Osimo. Appena due giorni fa avevamo parlato di edilizia scolastica: i timori dei genitori circa la messa a norma dei plessi cittadini, in vista dell’imminente inizio delle attività didattiche, erano stati sfatati dall’assessore all’istruzione Annalisa Pagliarecci, la quale aveva assicurato che i controlli stavano procedendo con regolarità e che dal 15 settembre tutti gli studenti sarebbero rientrati nelle proprie classi.

Scuole elementari Sandro Pertini di Passatempo , Istituto Comprensivo F.lli Trillini
Scuole elementari Sandro Pertini di Passatempo , Istituto Comprensivo F.lli Trillini

Tutti, o quasi. È di questa mattina, infatti, la notizia che l’edificio che ospita la scuola materna di Passatempo non ha superato il controllo anti-sismico effettuato a inizio settimana. I 50 bambini dai 3 ai 6 anni iscritti nelle tre sezioni della frazione osimana non potranno sfruttare gli spazi a loro destinati e verranno trasferiti nella vicina scuola elementare. Una notizia che coglie impreparate le famiglie: pochi giorni fa infatti erano stati portati a termine i lavori di rifacimento della segnaletica orizzontale nel manto stradale su cui si affaccia la scuola, e tutto faceva presagire dinamiche nella norma.

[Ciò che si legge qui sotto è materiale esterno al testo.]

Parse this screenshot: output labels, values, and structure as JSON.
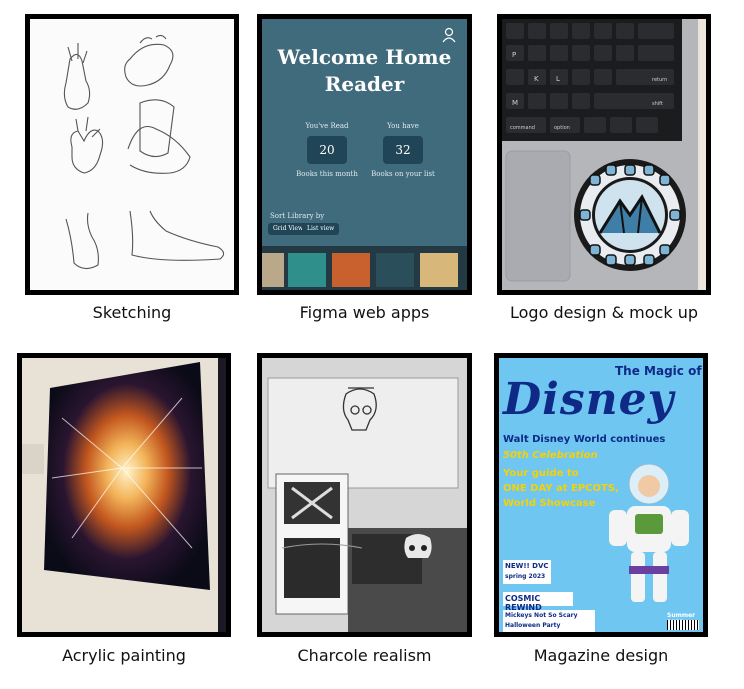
{
  "captions": {
    "sketching": "Sketching",
    "figma": "Figma web apps",
    "logo": "Logo design & mock up",
    "acrylic": "Acrylic painting",
    "charcoal": "Charcole realism",
    "magazine": "Magazine design"
  },
  "figma_app": {
    "title_line1": "Welcome Home",
    "title_line2": "Reader",
    "read_label": "You've Read",
    "read_value": "20",
    "read_sub": "Books this month",
    "have_label": "You  have",
    "have_value": "32",
    "have_sub": "Books on your list",
    "sort_label": "Sort Library by",
    "grid_btn": "Grid View",
    "list_btn": "List view"
  },
  "keyboard": {
    "keys": [
      "P",
      "K",
      "L",
      "M",
      "return",
      "shift",
      "command",
      "option"
    ]
  },
  "magazine": {
    "header": "The Magic of",
    "logo_text": "Disney",
    "line1": "Walt Disney World continues",
    "line2": "50th Celebration",
    "line3": "Your guide to",
    "line4": "ONE DAY at EPCOTS,",
    "line5": "World Showcase",
    "promo1": "NEW!! DVC",
    "promo1_sub": "spring 2023",
    "promo2": "COSMIC REWIND",
    "promo3": "Mickeys Not So Scary",
    "promo4": "Halloween Party",
    "issue": "Summer 2022"
  },
  "colors": {
    "frame": "#000000",
    "figma_bg": "#3f6b7c",
    "figma_button": "#1f4556",
    "magazine_bg": "#6fc6f0",
    "magazine_title": "#0e2a86",
    "magazine_yellow": "#f5d10a"
  }
}
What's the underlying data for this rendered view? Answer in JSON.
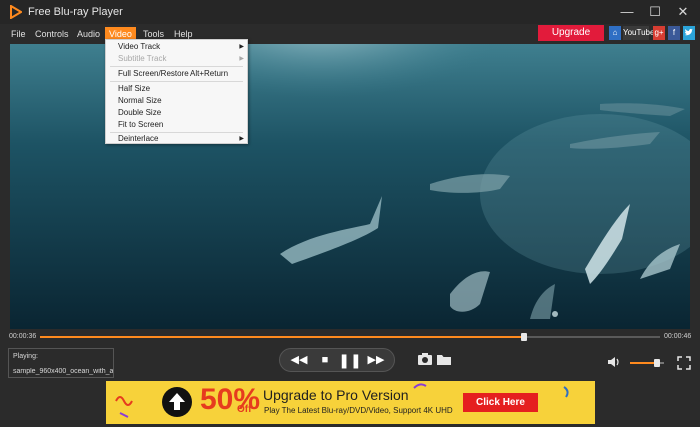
{
  "window": {
    "title": "Free Blu-ray Player",
    "logo_icon": "play-logo-icon",
    "buttons": [
      "minimize-icon",
      "maximize-icon",
      "close-icon"
    ]
  },
  "menu": {
    "items": [
      "File",
      "Controls",
      "Audio",
      "Video",
      "Tools",
      "Help"
    ],
    "active": "Video"
  },
  "toolbar": {
    "upgrade_label": "Upgrade",
    "social": {
      "youtube_label": "YouTube",
      "gplus_label": "g+",
      "facebook_label": "f"
    }
  },
  "video_menu": {
    "video_track": "Video Track",
    "subtitle_track": "Subtitle Track",
    "fullscreen": "Full Screen/Restore",
    "fullscreen_shortcut": "Alt+Return",
    "half_size": "Half Size",
    "normal_size": "Normal Size",
    "double_size": "Double Size",
    "fit_to_screen": "Fit to Screen",
    "deinterlace": "Deinterlace"
  },
  "timeline": {
    "current": "00:00:36",
    "total": "00:00:46",
    "progress": 0.78
  },
  "now_playing": {
    "label": "Playing:",
    "file": "sample_960x400_ocean_with_a..."
  },
  "controls": {
    "icons": [
      "rewind-icon",
      "stop-icon",
      "pause-icon",
      "fast-forward-icon",
      "snapshot-icon",
      "folder-icon",
      "volume-icon",
      "fullscreen-icon"
    ],
    "volume": 0.8
  },
  "ad": {
    "percent": "50%",
    "off": "Off",
    "title": "Upgrade to Pro Version",
    "subtitle": "Play The Latest Blu-ray/DVD/Video, Support 4K UHD",
    "cta": "Click Here"
  },
  "colors": {
    "accent": "#ff8a1e",
    "upgrade": "#e21b3b",
    "ad_bg": "#f7d23a",
    "ad_cta": "#e51f1f"
  }
}
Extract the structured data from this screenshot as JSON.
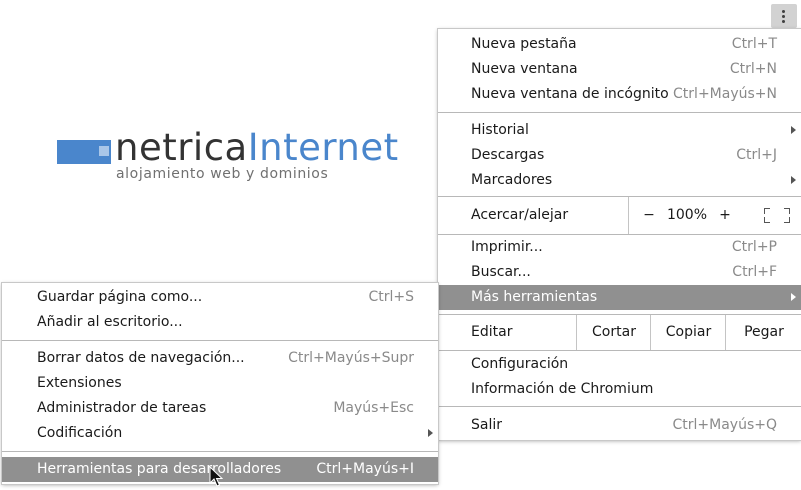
{
  "logo": {
    "word_dark": "netrica",
    "word_blue": "Internet",
    "tagline": "alojamiento web y dominios"
  },
  "colors": {
    "accent": "#4a86cc",
    "highlight": "#909090"
  },
  "toolbar": {
    "menu_icon": "vertical-dots-icon"
  },
  "main_menu": {
    "new_tab": {
      "label": "Nueva pestaña",
      "shortcut": "Ctrl+T"
    },
    "new_window": {
      "label": "Nueva ventana",
      "shortcut": "Ctrl+N"
    },
    "incognito": {
      "label": "Nueva ventana de incógnito",
      "shortcut": "Ctrl+Mayús+N"
    },
    "history": {
      "label": "Historial"
    },
    "downloads": {
      "label": "Descargas",
      "shortcut": "Ctrl+J"
    },
    "bookmarks": {
      "label": "Marcadores"
    },
    "zoom": {
      "label": "Acercar/alejar",
      "minus": "−",
      "value": "100%",
      "plus": "+"
    },
    "print": {
      "label": "Imprimir...",
      "shortcut": "Ctrl+P"
    },
    "find": {
      "label": "Buscar...",
      "shortcut": "Ctrl+F"
    },
    "more_tools": {
      "label": "Más herramientas"
    },
    "edit": {
      "label": "Editar",
      "cut": "Cortar",
      "copy": "Copiar",
      "paste": "Pegar"
    },
    "settings": {
      "label": "Configuración"
    },
    "about": {
      "label": "Información de Chromium"
    },
    "exit": {
      "label": "Salir",
      "shortcut": "Ctrl+Mayús+Q"
    }
  },
  "sub_menu": {
    "save_page": {
      "label": "Guardar página como...",
      "shortcut": "Ctrl+S"
    },
    "add_desktop": {
      "label": "Añadir al escritorio..."
    },
    "clear_data": {
      "label": "Borrar datos de navegación...",
      "shortcut": "Ctrl+Mayús+Supr"
    },
    "extensions": {
      "label": "Extensiones"
    },
    "task_manager": {
      "label": "Administrador de tareas",
      "shortcut": "Mayús+Esc"
    },
    "encoding": {
      "label": "Codificación"
    },
    "dev_tools": {
      "label": "Herramientas para desarrolladores",
      "shortcut": "Ctrl+Mayús+I"
    }
  }
}
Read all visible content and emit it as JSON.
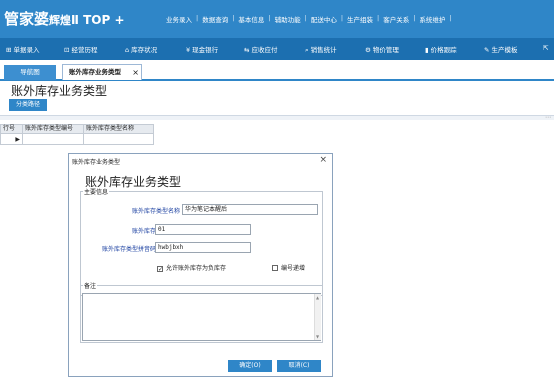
{
  "header": {
    "logo_main": "管家婆",
    "logo_sub": "辉煌",
    "logo_version": "Ⅱ TOP +",
    "menu": [
      "业务录入",
      "数据查询",
      "基本信息",
      "辅助功能",
      "配送中心",
      "生产组装",
      "客户关系",
      "系统维护"
    ]
  },
  "navbar": {
    "items": [
      {
        "icon": "⊞",
        "label": "单据录入"
      },
      {
        "icon": "⊡",
        "label": "经营历程"
      },
      {
        "icon": "⌂",
        "label": "库存状况"
      },
      {
        "icon": "¥",
        "label": "现金银行"
      },
      {
        "icon": "⇆",
        "label": "应收应付"
      },
      {
        "icon": "⌕",
        "label": "销售统计"
      },
      {
        "icon": "⚙",
        "label": "物价管理"
      },
      {
        "icon": "▮",
        "label": "价格跟踪"
      },
      {
        "icon": "✎",
        "label": "生产模板"
      },
      {
        "icon": "⇱",
        "label": ""
      }
    ]
  },
  "tabs": {
    "home": "导航图",
    "active": "账外库存业务类型",
    "close": "×"
  },
  "page": {
    "title": "账外库存业务类型",
    "path_button": "分类路径",
    "grip": "⋯"
  },
  "grid": {
    "headers": [
      "行号",
      "账外库存类型编号",
      "账外库存类型名称"
    ],
    "row_marker": "▶"
  },
  "dialog": {
    "title": "账外库存业务类型",
    "close": "×",
    "heading": "账外库存业务类型",
    "section_main": "主要信息",
    "fields": {
      "name_label": "账外库存类型名称",
      "name_value": "华为笔记本醒后",
      "code_label": "账外库存类型编号",
      "code_value": "01",
      "pinyin_label": "账外库存类型拼音码",
      "pinyin_value": "hwbjbxh"
    },
    "checkbox_allow_negative": {
      "label": "允许账外库存为负库存",
      "checked": true
    },
    "checkbox_code_increment": {
      "label": "编号递增",
      "checked": false
    },
    "section_note": "备注",
    "note_value": "",
    "ok_button": "确定(O)",
    "cancel_button": "取消(C)"
  }
}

La nuova disposizione trova in disaccordo anche i genitori delle classi elementari: il trasferimento dei più piccoli, infatti, comporterà una notevole riduzione di spazi per tutti gli studenti. L’edificio, che si troverà ad ospitare otto classi invece delle cinque previste, dovrà mettere a disposizione dei nuovi venuti le stanze destinate ai laboratori creativi e multimediali, non potendo vantare spazi inutilizzati, visto le dimensioni ridotte della struttura proporzionate al numero dei bambini  della frazione.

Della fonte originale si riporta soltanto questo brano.